Low blow: Phishers target student loan applicants
Sadly victims may not notice grammatical error
Phishers are targeting UK student loan applicants in a new scam campaign.
Fraudulent emails, posing as messages from Directgov UK, attempt to trick recipients into handing over online account information and other personal data to fraudsters under the guise of a supposed account update. "We at HM Government noticed your Student loan online login details is [sic] incorrect and need to be updated," the scam email reads.
The email is circulating just weeks before British students are about to start another year at university. The incident illustrates that phishers are widening their nets and going after a greater range of potential victims outside their traditional targets of online banking accounts and PayPal logins. For example, recent attacks separately targeted frequent flyer schemes in Brazil and Google AdWords accounts.
More on the student-loan phishing scam emails – along with samples of the offending missives – can be found in a blog post by Sophos here. ®
"Sadly victims may not notice grammatical error"
And even if they do they will probably assume that government standards in communication have slipped (even more).
I've seen 2 variants of this email go through our mail server so far (we handle student accommodation) and there's several things to note:
1. These are highly targetted emails, not your usual phishing spam. Somehow they are getting the email addresses for the students. As we're a student service provider we're also seeing them.
2. With the exception of a couple minor errors these are quite believable, more so given the complete cockups of the last few years by the student loans company.
It's interesting to see that the Government email asks you to download a file, it suggests more than one phishing group invloved as the previous emails I've seen ask the student to click a link. The link looks like a genuine student loans company link until you click on it.
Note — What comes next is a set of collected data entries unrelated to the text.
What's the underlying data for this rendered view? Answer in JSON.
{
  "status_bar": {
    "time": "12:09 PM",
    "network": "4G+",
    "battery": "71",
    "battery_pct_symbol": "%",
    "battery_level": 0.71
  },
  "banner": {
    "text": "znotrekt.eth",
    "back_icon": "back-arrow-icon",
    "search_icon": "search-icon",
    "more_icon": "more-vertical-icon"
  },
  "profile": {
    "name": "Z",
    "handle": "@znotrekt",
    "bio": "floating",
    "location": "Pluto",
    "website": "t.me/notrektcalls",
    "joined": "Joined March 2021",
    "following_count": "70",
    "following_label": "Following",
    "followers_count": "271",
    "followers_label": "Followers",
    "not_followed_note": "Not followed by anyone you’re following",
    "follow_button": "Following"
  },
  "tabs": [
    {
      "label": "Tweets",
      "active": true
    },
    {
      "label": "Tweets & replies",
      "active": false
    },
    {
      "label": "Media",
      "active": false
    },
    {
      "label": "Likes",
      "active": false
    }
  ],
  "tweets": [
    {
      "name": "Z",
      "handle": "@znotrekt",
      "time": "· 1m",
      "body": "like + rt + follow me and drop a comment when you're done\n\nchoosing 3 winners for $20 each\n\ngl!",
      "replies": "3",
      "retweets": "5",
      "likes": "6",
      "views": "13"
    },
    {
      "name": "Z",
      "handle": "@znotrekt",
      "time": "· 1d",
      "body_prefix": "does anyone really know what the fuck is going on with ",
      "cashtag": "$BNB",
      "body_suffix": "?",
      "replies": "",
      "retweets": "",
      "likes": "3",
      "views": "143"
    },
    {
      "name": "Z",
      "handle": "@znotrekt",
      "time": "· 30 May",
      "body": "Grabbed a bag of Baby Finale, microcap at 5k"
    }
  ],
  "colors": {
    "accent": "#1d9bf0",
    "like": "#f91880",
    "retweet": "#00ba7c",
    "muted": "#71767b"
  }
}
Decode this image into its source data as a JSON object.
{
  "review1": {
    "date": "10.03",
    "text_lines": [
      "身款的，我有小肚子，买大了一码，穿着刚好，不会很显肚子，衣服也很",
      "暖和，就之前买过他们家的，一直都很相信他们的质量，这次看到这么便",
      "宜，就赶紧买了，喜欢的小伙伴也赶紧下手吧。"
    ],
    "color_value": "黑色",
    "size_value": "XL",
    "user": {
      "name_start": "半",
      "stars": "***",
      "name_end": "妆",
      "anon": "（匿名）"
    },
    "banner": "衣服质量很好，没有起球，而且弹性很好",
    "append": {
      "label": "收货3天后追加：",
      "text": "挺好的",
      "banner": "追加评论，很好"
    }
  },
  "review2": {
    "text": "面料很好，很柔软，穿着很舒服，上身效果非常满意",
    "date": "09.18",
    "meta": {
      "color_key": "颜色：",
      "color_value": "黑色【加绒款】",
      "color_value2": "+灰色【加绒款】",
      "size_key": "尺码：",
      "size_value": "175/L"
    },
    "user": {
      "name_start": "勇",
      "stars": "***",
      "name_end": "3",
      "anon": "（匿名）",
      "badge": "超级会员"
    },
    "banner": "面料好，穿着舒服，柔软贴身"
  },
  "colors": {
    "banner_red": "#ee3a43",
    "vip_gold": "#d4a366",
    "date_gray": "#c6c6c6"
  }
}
Joking aside about the intelligence of the people falling for this scam, but these are mainly 18 year olds without the years of experience dealing with scams that we have. They need this money in order to live and pay rent. They fall for this scam and it can result in the student having to drop out of University, owing not only the student loan company for the money that has been stolen from them but also their rent for the accommodation they were staying in. That's a hell of a lot of money for someone who now has no chance of paying it back. If they're UK based the chances are their parents signed as guarantor for them as well, that means their parents will also be chased for money. This isn't as simple as someone being a little stupid and losing a few quid, this is a crime that potentially destroys an entire family's financial security.
What natural assumption?
Nobody is assuming that students are somehow intelligent enough to detect phishes at will. What is the point is that if you don't have a sufficient grasp of English to know the proper usage of "is" and "are", then you should not be going to university in the UK.
(NB: this doesn't automatically exclude foreign students, as many of them speak English better than our own students do these days. Which is not surprising, as under their inferior education systems they actually have to learn subjects to an acceptable standard to get a passing grade.)